Kubaca pesan itu berulang-ulang sambil berharap aku telah salah membacanya. Tapi berapa kali pun aku mengulangnya, tulisan Salman tersebut tetap sama.

Ya, Markus memang benar-benar telah dinyatakan positif mengidap Corona. Bagiku jelas ini sangat mengerikan. Status Markus sebelumnya sama denganku, yaitu kami sama-sama ODP. Sekarang, dia bukan lagi ODP, tapi statusnya tentu telah meningkat menjadi Pasien Dalam Perawatan (PDP).

Jika ia yang seorang ODP bisa berubah menjadi PDP, maka bagaimana denganku?

Aku juga seorang ODP. Lalu, apakah aku juga akan berubah menjadi PDP?

Kutepis pikiranku tersebut. Ya, betul, pikiran di otakku ini mulai terbang ke mana-mana lagi. Tapi untung saja aku menyadarinya, bahwa ini bukan waktu yang tepat untuk membiarkan pikiran terbang. Saat ini yang penting adalah Markus. Ia yang menjadi perhatianku, dan pastinya juga perhatian Salman.

Bagaimana keadaan Markus sekarang?

Anak itu tentu mengalami ketakutan yang sangat besar. Aku kembali terbayang tentang dirinya yang mempertanyakan keberadaan dan eksistensinya sebagai seorang ODP. Aku masih ingat bagaimana diriku berusaha untuk membesarkan hatinya. Saat itu susah payah upaya yang harus kulakukan untuk membuat Markus tenang.

Untungnya, Salman juga berpartisipasi aktif ketika itu. Sebelum mengenalku, tentu Salman lebih dahulu telah dikenal oleh Markus. Salman, sama sepertiku, juga memberi semangat, ketenangan, dan pengertian kepada Markus. Pengertian bahwa ODP bukanlah aib, bukan juga sesuatu yang harus membuat kita terkucil. Sebisa mungkin kami telah berusaha mengangkat dan membesarkan hati Markus.

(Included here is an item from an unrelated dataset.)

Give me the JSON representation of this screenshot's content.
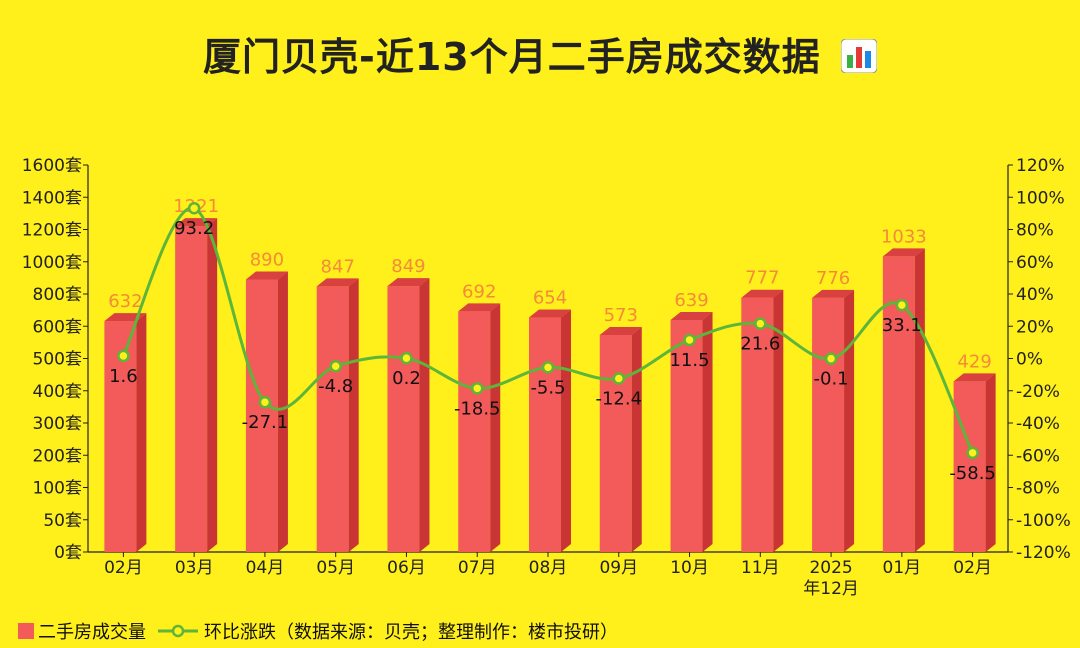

Saat itu ia nampak bisa menerimanya. Markus tampak lebih ceria dan bersemangat. Ia juga nampak sangat senang bermain FIFA bersama dengan kami.

Lalu kini?

Semua yang kami katakan kepadanya untuk membesarkan hatinya, seolah seperti tidak ada artinya dengan naiknya status Markus menjadi PDP. Ia yang telah tegar dan menerima statusnya tentang ODP dan merasa bahwa itu adalah masalah yang akan berlalu, kini mungkin saja berubah menjadi kecewa. Betapa tidak, sesuatu yang telah ia yakini bersama kami, bahwa itu tidak seberat yang dikatakan orang untuk menakutinya, ternyata benar-benar terjadi kepada dirinya.

Aku bingung dengan apa yang harus kulakukan. Saat ini, sekali lagi, yang penting adalah bagaimana perasaan Markus. Aku ingin sekali berada di tempat ia berada dan menungguinya untuk mendampingi dan memberi semangat setiap saat. Tapi aku tahu bahwa itu tidak mungkin. Aku sendiri juga masih punya kemungkinan untuk naik status menjadi PDP.

Maka sekarang aku bingung, apa yang harus kulakukan?

Aku tidak memiliki bayangan sama sekali akan hal tersebut.

“Bagaimana keadaannya sekarang?” tanyaku kepada Salman.

“Sejauh yang kutahu, ia baik-baik saja.” Jawab Salman.

“Baik-baik saja gimana maksudmu? Dia ‘kan baru saja naik status jadi PDP.” Aku masih penasaran dan tidak bisa tenang.

“Tenanglah, kamu pasti panik deh sekarang. Tenang dulu.” Jawab Salman.

“Gimana bisa tenang? Ini teman kita baru saja jadi PDP lho!” seruku dengan tidak sabar.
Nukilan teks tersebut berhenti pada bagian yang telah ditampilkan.